19 Eylül 2006 Salı

Sonsuz güç sahibi olan Rabbimiz

Allah kainatı, içinde galaksileri, yıldızları, sistemleri, gezegenleri yaratmış olandır. Tüm bunları insanın aklının kavrayamayacağı kadar hassas yörüngeler içerisinde her an kudretiyle ayakta tutmaktadır. O dilediği için bu düzen bozulmaz. Ancak tüm bunları en sonunda yine eski durumuna çevirecek, yok edecektir. Yok olmayacak hiçbir eşya, ölümsüz olan hiçbir canlı mevcut değildir. Dünyadaki tüm canlılar doğar ve ölürler. Ölümlerle birlikte sürekli yeni doğumların olması insanlarda ülfet oluşturuyor ve her varlığın sayılı günü kaldığını unutuyor olabilirler. Oysa Allah evveldir, ahirdir yani başlangıcı olmadığı gibi sonu da yoktur. Herşey yok olduktan sonra baki kalacak olan da O’dur. Ayet-i Kerime’de şöyle bildirilmektedir:

(Yer) Üzerindeki herşey yok olucudur;

Celal ve ikram sahibi olan Rabbinin yüzü (Kendisi) baki kalacaktır. (Rahman Suresi 26-27)

Ömrü ve zamanı yaratan Allah maddeye ait tüm özelliklerden münezzehtir. Tüm mülk O’nundur. İnsan yüzünü nereye çevirirse Rabbimizin mülküne bakar. Cenab-ı Allah kendi mülkünden insanları yararlandırır, sahip oldukları herşeyi onlara verir. İhtiyaç içerisinde olanın ihtiyacına karşılık verir. Kendinin kazandığını, kendinin güç sahibi olduğunu zanneden kişi çok büyük bir yanılgıdadır.
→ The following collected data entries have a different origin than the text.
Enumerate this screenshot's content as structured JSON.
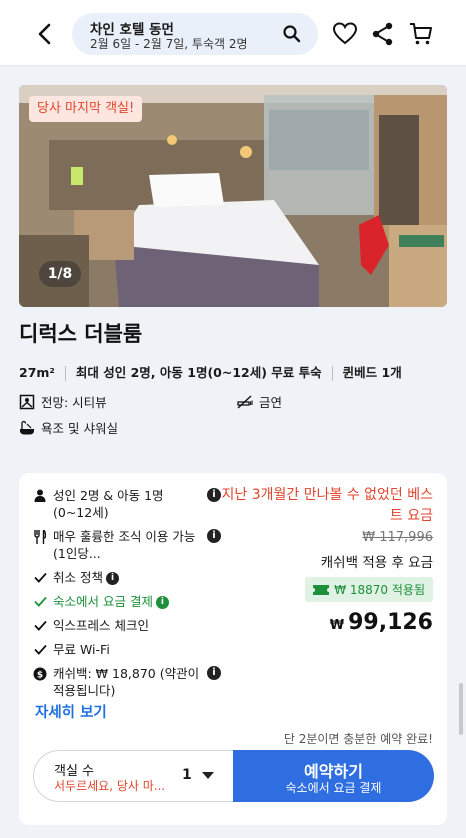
{
  "header": {
    "title": "차인 호텔 동먼",
    "subtitle": "2월 6일 - 2월 7일, 투숙객 2명"
  },
  "hero": {
    "badge": "당사 마지막 객실!",
    "photo_counter": "1/8"
  },
  "room": {
    "name": "디럭스 더블룸",
    "size": "27m²",
    "occupancy": "최대 성인 2명, 아동 1명(0~12세) 무료 투숙",
    "bed": "퀸베드 1개",
    "features": {
      "view": "전망: 시티뷰",
      "smoking": "금연",
      "bath": "욕조 및 샤워실"
    }
  },
  "offer": {
    "inclusions": {
      "guests": "성인 2명 & 아동 1명 (0~12세)",
      "breakfast": "매우 훌륭한 조식 이용 가능 (1인당...",
      "cancellation": "취소 정책",
      "pay_at_property": "숙소에서 요금 결제",
      "express_checkin": "익스프레스 체크인",
      "wifi": "무료 Wi-Fi",
      "cashback": "캐쉬백: ₩ 18,870 (약관이 적용됩니다)"
    },
    "details_link": "자세히 보기",
    "best_rate": "지난 3개월간 만나볼 수 없었던 베스트 요금",
    "original_price": "₩ 117,996",
    "cashback_note": "캐쉬백 적용 후 요금",
    "cashback_applied": "₩ 18870 적용됨",
    "currency": "₩",
    "final_price": "99,126",
    "urgency": "단 2분이면 충분한 예약 완료!",
    "booking": {
      "rooms_label": "객실 수",
      "rooms_hint": "서두르세요, 당사 마...",
      "rooms_count": "1",
      "book_label": "예약하기",
      "book_sub": "숙소에서 요금 결제"
    }
  },
  "colors": {
    "accent_blue": "#2f6ee0",
    "alert_red": "#e2452d",
    "success_green": "#1e8f3a"
  },
  "icons": [
    "back-arrow-icon",
    "search-icon",
    "heart-icon",
    "share-icon",
    "cart-icon",
    "view-icon",
    "no-smoking-icon",
    "bath-icon",
    "person-icon",
    "utensils-icon",
    "check-icon",
    "cashback-icon",
    "info-icon",
    "cashback-ticket-icon"
  ]
}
Çünkü insan tek bir tohumu bile yaratmaya muktedir değildir. Acizliklerle kuşanmış durumdadır. Kendisine ulaşacak sıkıntılı bir olayı üzerinden kaldıramaz. Depremler, seller, kasırgalar karşısında ne kadar savunmasız olduğunu anlar. İnsan için tek koruyucu Rahman olan Allah’tır. Kur’an-ı Kerim’de bu durum şöyle bildirilmiştir:

De ki: “Sizi karanın ve denizin karanlıklarından kim kurtarmaktadır ki, siz (açıktan ve) gizliden gizliye ona yalvararak dua etmektesiniz: “Andolsun bizi bundan kurtarırsan, gerçekten şükredenlerden oluruz.” De ki: “Ondan ve her türlü sıkıntıdan sizi Allah kurtarmaktadır. Sonra siz yine şirk koşmaktasınız.” (Enam Suresi, 63-64)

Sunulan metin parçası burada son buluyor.